Diğer ele almak istediğim bir yaklaşım da Demir Küçükaydın’a ait. Küçükaydın “Programıyla kimsenin cinsel tercihinden dolayı bir baskıya uğramayacağı bir hedef; böyle bir hareket yaratabilmek için, pek ala taktik ve örgüt düzeyinde o baskıya uğrayanların sorunları pek öne çıkarılmayabilir; onlardan uzak kalmak gerekebilir.” diyerek aslında LGBTİ bireylerin mücadelesinin bu dönemde pek de öne çıkarılmaması gerektiğini ‘salık veriyor.’ Bu yaklaşım bana üyesi olduğum Eğitim-Sen 3 Nolu şubede LGBTİ komisyonunun çalışmalarından rahatsız olan erkek arkadaşların durumunu çağrıştırdı. Bu arkadaşlar LGBTİ komisyonunun çok gündem olduğunu, bu durumun üyeler arasında sıkıntı yaratabileceğini söylüyorlardı.
Aslında mesele sendikamızın başka gündemlerle ilgili yeterli çalışma yapmaması iken mesele böyle tartışılıyordu. Bu yaklaşımın erkek egemen, homofobik zihniyetten beslendiğini herhalde ifade etmeye bile gerek yok. Ayrıca ilkesel meselelerin güncel politikaya kurban edilemeyeceğini hatırlatmak isterim. Yıllardır Kürt meselesine bakışımız nedeniyle örgütlenmede yaşadığımız sıkıntılara rağmen bu meselenin önümüze koyduğu görevlerden bir an olsun geri durmadık, kimilerinin sınıfı ve Alevileri örgütlerken Kürt meselesinden daha az bahsetmemizin işlerimizi kolaylaştıracağına dair akıl vermelerine rağmen…
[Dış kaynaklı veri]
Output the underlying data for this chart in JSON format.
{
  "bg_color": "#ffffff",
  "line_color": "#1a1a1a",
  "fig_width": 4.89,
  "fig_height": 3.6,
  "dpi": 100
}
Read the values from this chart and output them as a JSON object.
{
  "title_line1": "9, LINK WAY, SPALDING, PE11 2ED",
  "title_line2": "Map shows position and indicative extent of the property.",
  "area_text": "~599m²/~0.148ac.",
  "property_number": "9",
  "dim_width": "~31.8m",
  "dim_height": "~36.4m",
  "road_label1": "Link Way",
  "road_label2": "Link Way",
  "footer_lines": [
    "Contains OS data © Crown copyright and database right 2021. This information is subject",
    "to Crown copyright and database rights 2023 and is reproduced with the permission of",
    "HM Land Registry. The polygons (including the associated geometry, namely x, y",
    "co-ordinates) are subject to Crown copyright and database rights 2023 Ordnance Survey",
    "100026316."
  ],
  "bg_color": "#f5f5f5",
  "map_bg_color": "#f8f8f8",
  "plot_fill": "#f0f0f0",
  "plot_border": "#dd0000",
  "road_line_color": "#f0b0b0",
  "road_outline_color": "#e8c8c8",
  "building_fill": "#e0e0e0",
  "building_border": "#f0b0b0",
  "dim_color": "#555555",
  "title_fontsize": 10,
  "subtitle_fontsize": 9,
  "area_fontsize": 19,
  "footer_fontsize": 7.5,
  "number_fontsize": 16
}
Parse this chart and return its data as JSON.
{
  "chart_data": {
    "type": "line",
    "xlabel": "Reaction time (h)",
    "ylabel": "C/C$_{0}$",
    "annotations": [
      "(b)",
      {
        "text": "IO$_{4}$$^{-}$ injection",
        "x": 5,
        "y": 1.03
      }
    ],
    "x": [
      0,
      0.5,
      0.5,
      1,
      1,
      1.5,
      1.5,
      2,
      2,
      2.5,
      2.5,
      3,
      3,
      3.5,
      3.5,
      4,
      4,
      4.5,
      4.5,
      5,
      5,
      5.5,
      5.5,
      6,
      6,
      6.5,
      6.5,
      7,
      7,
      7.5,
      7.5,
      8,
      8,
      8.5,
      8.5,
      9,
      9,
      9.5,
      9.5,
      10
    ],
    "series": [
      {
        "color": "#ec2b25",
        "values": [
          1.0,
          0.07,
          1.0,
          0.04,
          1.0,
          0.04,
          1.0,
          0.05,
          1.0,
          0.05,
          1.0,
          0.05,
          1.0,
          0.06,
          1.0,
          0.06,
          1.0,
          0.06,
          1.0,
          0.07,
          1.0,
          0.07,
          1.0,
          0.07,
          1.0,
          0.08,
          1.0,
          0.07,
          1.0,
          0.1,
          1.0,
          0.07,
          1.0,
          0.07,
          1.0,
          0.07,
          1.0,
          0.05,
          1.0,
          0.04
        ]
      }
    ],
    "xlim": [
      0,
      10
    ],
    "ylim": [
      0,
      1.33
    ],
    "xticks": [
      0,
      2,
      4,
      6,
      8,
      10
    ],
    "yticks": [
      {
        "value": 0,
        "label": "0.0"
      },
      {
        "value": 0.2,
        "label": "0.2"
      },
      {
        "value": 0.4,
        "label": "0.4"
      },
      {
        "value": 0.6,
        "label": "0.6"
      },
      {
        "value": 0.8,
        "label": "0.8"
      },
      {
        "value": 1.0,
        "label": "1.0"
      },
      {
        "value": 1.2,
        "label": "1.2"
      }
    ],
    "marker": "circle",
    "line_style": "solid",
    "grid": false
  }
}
HDP’nin meselesi toplumun tüm ezilen kesimlerini kapsayan programını pratikte hayata geçirmek, bu kesimleri örgütlemektir. Yoksa LGBTİ bireylerin HDP’deki varlığı ve kendilerini ifade şekilleri değil.Ayrımcı, ırkçı, cinsiyetçi, egemen tüm zihniyetler, mücadele içinde ezilen kesimlerin birbiriyle teması, acısını ve öfkesini paylaşmasıyla mahkum edilebilir. “Şu kesim bu zaman sussun, kendini şöyle ifade etmesin” yaklaşımı egemen zihniyetin etkisi altındadır. Toplumsal mücadele ezilen farklı kesimlerin birbirleriyle de mücadelesidir aslında. Egemen zihniyetin etkilerine karşı ideolojik, politik mücadele ötelenemez.
Kadınlar erkek cinayetine kurban gittiğinde ne kadar canımız yanıyor ve öfkeleniyorsak LGBTİ bir birey katledildiğinde de aynı oranda acı ve öfke duyuyoruz. Şengal’de kadın, çocuk, yaşlı demeden bir halk katledildiğinde nasıl öfkeleniyorsak, işçiler iş cinayetine kurban gittiğinde de aynı öfke ve acıyı hissediyoruz. Yıllardır nasıl “Kürdistan’a Özgürlük” dediysek Erdoğan “affedersiniz Ermeni dediler” dediğinde de “hepimiz Ermeniyiz” dedik. İşte bu yüzden HDP’deyiz ve ezilen tüm kesimlerin umudunu büyütmek için çabalıyoruz.